Oi, The BBC may not be telling the truth?
Reporter Susan Watts told an inquiry into David Kelly's death the scientist did not tell her in a telephone call that Blair's top adviser Alastair Campbell transformed a dossier on Iraq's banned weapons to justify a war most Britons opposed.
She also accused BBC bosses of pressuring her to make her report tally with that of her colleague, defence correspondent Andrew Gilligan. The British Broadcasting Corporation's director of news rejected that remark in his evidence to the inquiry.
''(Kelly) didn't say the dossier was transformed in the last week and he certainly didn't say that the 45-minute claim was inserted either by Alastair Campbell or by anyone else in government,'' Watts told the inquiry.
This is pretty damning. Gilligan is on record as saying his reporting may have been less than perfect and that he did not have complete notes regarding his interviews with David Kelly. Watts is suggesting that what she heard from Kelly is substantially different from what Gilligan claims he heard. Even more damning is Watt's suggestion that she is being pressured.
The report in the Guardian is even more damning.
Susan Watts, science editor of Newsnight, stunned the Hutton inquiry when she denounced the BBC's "misguided and false" attempts to use her stories to corroborate the controversial reports of Andrew Gilligan. With BBC executives sitting nearby, Ms Watts said she felt under "considerable internal pressure" to reveal her source and was moved to hire independent lawyers.
link et seq. the guardian
Watts felt that her reporting was being used by the BBC to back up Gilligan and she was outraged that the BBC's statement on Dr. Kelly's death did not exonerate her from the charge that she may have revealed him as a source prior to his death.
BBC executives were already aware of the level of Ms Watts' anger, and expected her to make some criticisms yesterday. But they are understood to have been astonished that she chose to make her most trenchant remarks after James Dingemans QC, counsel for the inquiry, had finished his questioning: she began her attack only when Mr Dingemans asked her if she had anything else of relevance to say.
A tape of a conversation between Hutton and Kelly was played at the inquiry. It was not terrifically revealing about the truth of Gilligan's report but it also, as the Telegraph points out,
casts doubt on the integrity of the man himself, showing that he deceived the Commons foreign affairs committee when he denied being the source of three BBC stories.
link the telegraph
For political and media junkies the Kelly affair is like catnip. To what degree can the BBC defend itself when it seems clear that the strict truth of its reports is in doubt?
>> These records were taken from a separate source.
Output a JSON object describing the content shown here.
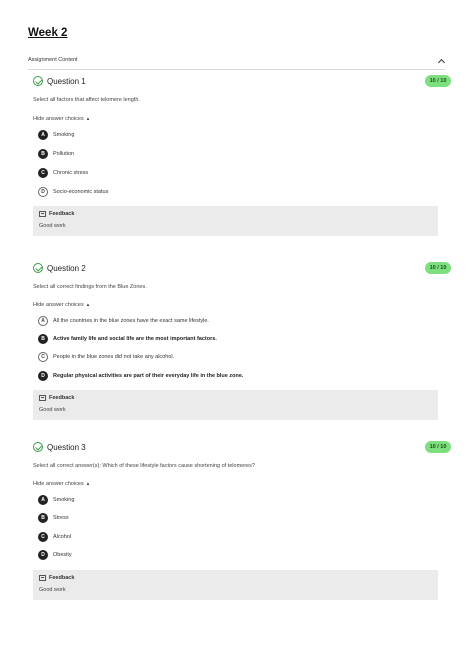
{
  "page": {
    "title": "Week 2"
  },
  "content_bar": {
    "label": "Assignment Content"
  },
  "questions": [
    {
      "title": "Question 1",
      "score": "10 / 10",
      "prompt": "Select all factors that affect telomere length.",
      "toggle": "Hide answer choices",
      "choices": [
        {
          "letter": "A",
          "text": "Smoking",
          "selected": true
        },
        {
          "letter": "B",
          "text": "Pollution",
          "selected": true
        },
        {
          "letter": "C",
          "text": "Chronic stress",
          "selected": true
        },
        {
          "letter": "D",
          "text": "Socio-economic status",
          "selected": false
        }
      ],
      "feedback": {
        "label": "Feedback",
        "text": "Good work"
      }
    },
    {
      "title": "Question 2",
      "score": "10 / 10",
      "prompt": "Select all correct findings from the Blue Zones.",
      "toggle": "Hide answer choices",
      "choices": [
        {
          "letter": "A",
          "text": "All the countries in the blue zones have the exact same lifestyle.",
          "selected": false
        },
        {
          "letter": "B",
          "text": "Active family life and social life are the most important factors.",
          "selected": true
        },
        {
          "letter": "C",
          "text": "People in the blue zones did not take any alcohol.",
          "selected": false
        },
        {
          "letter": "D",
          "text": "Regular physical activities are part of their everyday life in the blue zone.",
          "selected": true
        }
      ],
      "feedback": {
        "label": "Feedback",
        "text": "Good work"
      }
    },
    {
      "title": "Question 3",
      "score": "10 / 10",
      "prompt": "Select all correct answer(s): Which of these lifestyle factors cause shortening of telomeres?",
      "toggle": "Hide answer choices",
      "choices": [
        {
          "letter": "A",
          "text": "Smoking",
          "selected": true
        },
        {
          "letter": "B",
          "text": "Stress",
          "selected": true
        },
        {
          "letter": "C",
          "text": "Alcohol",
          "selected": true
        },
        {
          "letter": "D",
          "text": "Obesity",
          "selected": true
        }
      ],
      "feedback": {
        "label": "Feedback",
        "text": "Good work"
      }
    }
  ],
  "colors": {
    "correct": "#3d9a4a",
    "score_badge": "#7ddf7d",
    "selected_choice": "#222222",
    "feedback_bg": "#ebebeb"
  },
  "icons": {
    "status": "check-circle-icon",
    "collapse": "chevron-up-icon",
    "feedback": "feedback-icon"
  }
}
Can Blair and the BBC both survive? What will Lord Hutton conclude as to the facts of the matter?
In essence this is an argument about the BBC's transparent anti-war bias. But it is also a debate about whether the chattering classes in England can be allowed to continue to hide their bias behind the independence of the BBC. It is a debate which will echo in Canada where our own CBC long since lost touch with its national audience and is now hunkered down in Toronto hoping that the NDP or Sheila Copps will somehow win political power.